Eventually, long after Trudeau left office, the government accepted that Mirabel was never going to flourish and allowed international flights to use Dorval airport again. The city of Montreal is cleaner and more prosperous than it has been in a long time, but Dorval seems quite adequate for its needs: it is still a relatively quiet, general-aviation-friendly airport (there are no landing fees, and they’re always happy to let me do a touch-and-go: try that at Toronto/Pearson). For a while, charter flights kept using Mirabel, but on Monday 1 November 2004 the last of those departed and the passenger terminal shut down permanently.

That’s not to say that people haven’t found uses for Mirabel. It’s great for practice approaches — how often can you find an airport with multiple ILS approaches and 12,000 ft runways where the tower controllers are actually grateful for something to keep them busy? And flight instructors love setting up trick cross-country problems where Mirabel is the obvious fuel stop, to see if students read the Canada Flight Supplement closely enough to find out that Mirabel does not have 100LL fuel available. Mirabel should have been the obvious choice for charter flights to Mont Tremblant, a trendy ski resort a short drive to the north, but instead promoters fixed up an old military strip a bit closer and are amusingly calling it Mont Tremblant International Airport.

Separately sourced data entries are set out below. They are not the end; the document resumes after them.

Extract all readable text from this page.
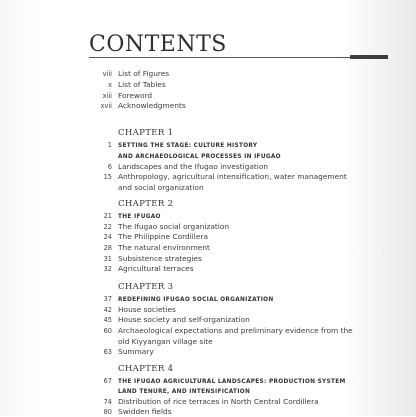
CONTENTS
viii List of Figures
x List of Tables
xiii Foreword
xvii Acknowledgments
CHAPTER 1
1 SETTING THE STAGE: CULTURE HISTORY
AND ARCHAEOLOGICAL PROCESSES IN IFUGAO
6 Landscapes and the Ifugao investigation
15 Anthropology, agricultural intensification, water management
and social organization
CHAPTER 2
21 THE IFUGAO
22 The Ifugao social organization
24 The Philippine Cordillera
28 The natural environment
31 Subsistence strategies
32 Agricultural terraces
CHAPTER 3
37 REDEFINING IFUGAO SOCIAL ORGANIZATION
42 House societies
45 House society and self-organization
60 Archaeological expectations and preliminary evidence from the
old Kiyyangan village site
63 Summary
CHAPTER 4
67 THE IFUGAO AGRICULTURAL LANDSCAPES: PRODUCTION SYSTEM
LAND TENURE, AND INTENSIFICATION
74 Distribution of rice terraces in North Central Cordillera
80 Swidden fields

I haven’t heard the details, but I imagine that Mirabel’s tower will shut down now and the control zone will revert to class E. At least one of the runways will probably stay in operation — Mirabel is the home base of Bombardier, the world’s #3 airline manufacturer after Airbus and Boeing — but it might not be worth the money it will cost to maintain the ILS approaches (Ottawa is already a good, close alternate for Montreal) unless there’s a lot of freight traffic. Recently, Montreal’s Dorval airport, the one Trudeau tried to replace, was renamed Pierre Elliott Trudeau Airport in his honour, but most people think that in all justice the name should have gone to Mirabel.